A decisão anterior do ministro Dias Toffoli, do STF, que autorizou a ida de Lula ao funeral do irmão Genival Inácio da Silva, o ‘Vavá, no fim de janeiro, mas não a tempo de que o ex-presidente pudesse comparecer, poderá facilitar a ida de Lula, desta vez. “Já existe este precedente favorável”, explica Fernanda de Almeida Carneiro, criminalista e professora de Direito Penal.
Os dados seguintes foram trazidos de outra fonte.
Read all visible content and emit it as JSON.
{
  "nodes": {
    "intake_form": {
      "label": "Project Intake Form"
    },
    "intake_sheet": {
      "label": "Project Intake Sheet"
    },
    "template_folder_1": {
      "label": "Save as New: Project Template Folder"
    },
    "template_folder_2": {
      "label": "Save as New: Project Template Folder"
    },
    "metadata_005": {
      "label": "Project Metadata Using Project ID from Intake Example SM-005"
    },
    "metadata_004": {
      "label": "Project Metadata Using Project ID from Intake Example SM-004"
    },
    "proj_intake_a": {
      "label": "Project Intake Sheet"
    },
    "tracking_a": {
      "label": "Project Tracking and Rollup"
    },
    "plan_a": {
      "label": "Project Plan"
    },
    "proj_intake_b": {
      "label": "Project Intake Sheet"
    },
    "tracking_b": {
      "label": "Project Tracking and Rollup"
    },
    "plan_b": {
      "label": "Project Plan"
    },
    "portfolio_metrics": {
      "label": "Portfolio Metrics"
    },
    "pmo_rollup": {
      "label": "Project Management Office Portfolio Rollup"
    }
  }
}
Para Fernanda, ’embora a juíza da execução não esteja vinculada à decisão anterior, e possa negar o pedido com base nos argumentos anteriormente expostos, o caminho se torna mais fácil (para o deferimento de um pedido da defesa de Lula)’.

Na opinião do advogado Daniel Gerber, professor de Direito Penal e Processual Penal, trata-se de uma questão de humanidade, que neste caso, supera qualquer regra. “Aquela liminar dada, anteriormente, pelo ministro Toffoli, presidente do Supremo, naqueles termos, sem dúvida, se incorpora no pedido do ex-presidente para este momento”, considera Gerber. “Justiça sem humanidade é tirania.”

A constitucionalista Vera Chemim, consultora do NWADV, explica que a Lei de Execução Penal dá ao preso o direito de sair no caso da morte de esposa, pais e filhos. No entanto, segundo ela, a lei pode ser interpretada em sentido amplo.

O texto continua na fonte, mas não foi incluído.